MLA for Halifax Needham
- In office 1988–1998
- Preceded by: Edmund L. Morris
- Succeeded by: Maureen MacDonald

Personal details
- Born: Gerald Joseph O'Malley 25 November 1927 Halifax, Nova Scotia, Canada
- Died: 16 November 2018 (aged 90) Halifax, Nova Scotia, Canada
- Party: Liberal
- Spouse: Marie Elizabeth Langan ​ ​(m. 1953)​
- Occupation: Educator

= Gerry O'Malley =

Canadian politician (1927–2018)

Gerald Joseph O'Malley (25 November 1927 – 16 November 2018) was a Canadian politician. He represented the electoral district of Halifax Needham in the Nova Scotia House of Assembly from 1988 to 1998, as a member of the Liberals.

An avid educational advocate, O’Malley worked at Nova Scotia Community College as a principal before entering politics. He served in the Nova Scotia Assembly for a decade and became the minister of supply and services and then minister of science and technology under the premier, John Savage.

==Early life==
O'Malley was born in Halifax in 1927 to Michael O'Malley and Mary Brackett. He was educated at Saint Mary's University, originally wanting to be an electrician. He was in the Royal Canadian Air Force, retiring in 1967.

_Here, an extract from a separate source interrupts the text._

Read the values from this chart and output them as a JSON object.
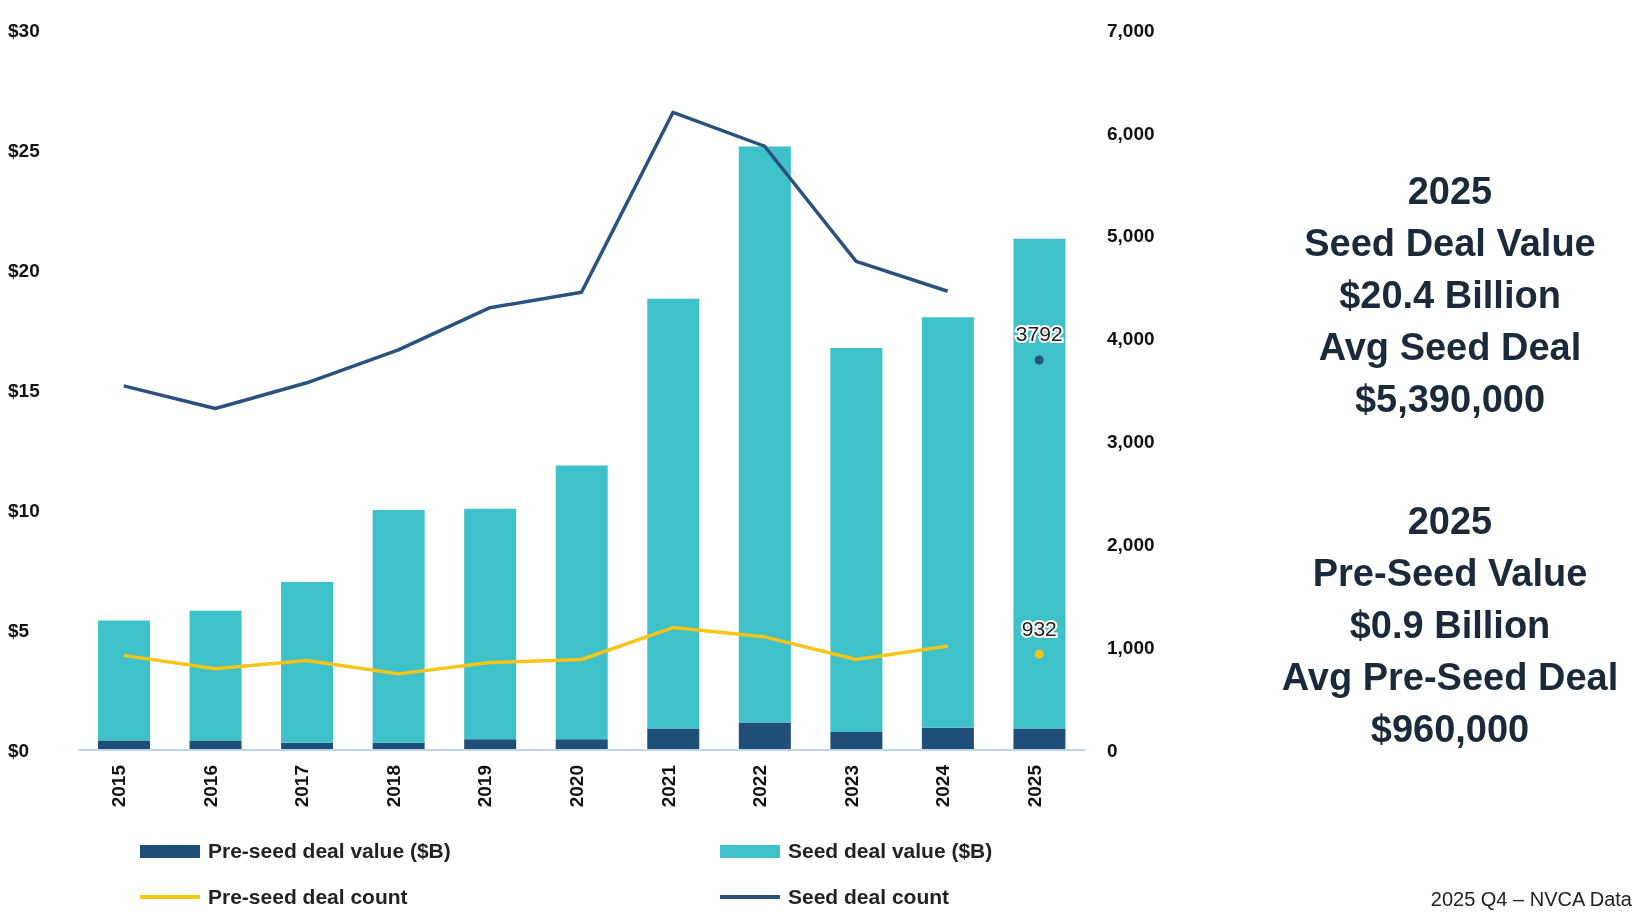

An avid educational advocate, O'Malley was a vocational teacher and later a principal at the Akerley campus of the Nova Scotia Community College in Halifax.

==Career==
In 1980, O'Malley was elected to Halifax City Council, where he was deputy mayor in 1984.

O'Malley entered provincial politics in the 1988 election, defeating New Democrat Maureen MacDonald by 776 votes in the Halifax Needham riding. He was re-elected in the 1993 election, defeating his New Democrat opponent by 972 votes. He served as a backbench member of John Savage's government until March 1995, when he was appointed to the Executive Council of Nova Scotia as Minister of Supply and Services.

In March 1996, O'Malley was shuffled to minister of science and technology. When Russell MacLellan was sworn-in as premier in July 1997, O'Malley was moved to minister of labour.

O’Malley was moved to the labour portfolio, where he brought in safety training changes in the wake of the Westray mining disaster that resulted in 26 deaths. During his time as minister of supply and services, O'Malley once faced public criticism and outcry when he was in Sydney to announce the plan to cap the tar ponds. Protesters forced him to cut short the event and he was escorted out of the room due to security concerns as the protests intensified.

Despite indications he might retire, O'Malley ran for re-election in 1998, but was defeated by New Democrat Maureen MacDonald by over 2,300 votes.

==Personal life==
O'Malley married Marie Elizabeth Langan in 1953. They had four children. He continued to live in Nova Scotia until his death at his Halifax home on 16 November 2018, nine days before his 91st birthday.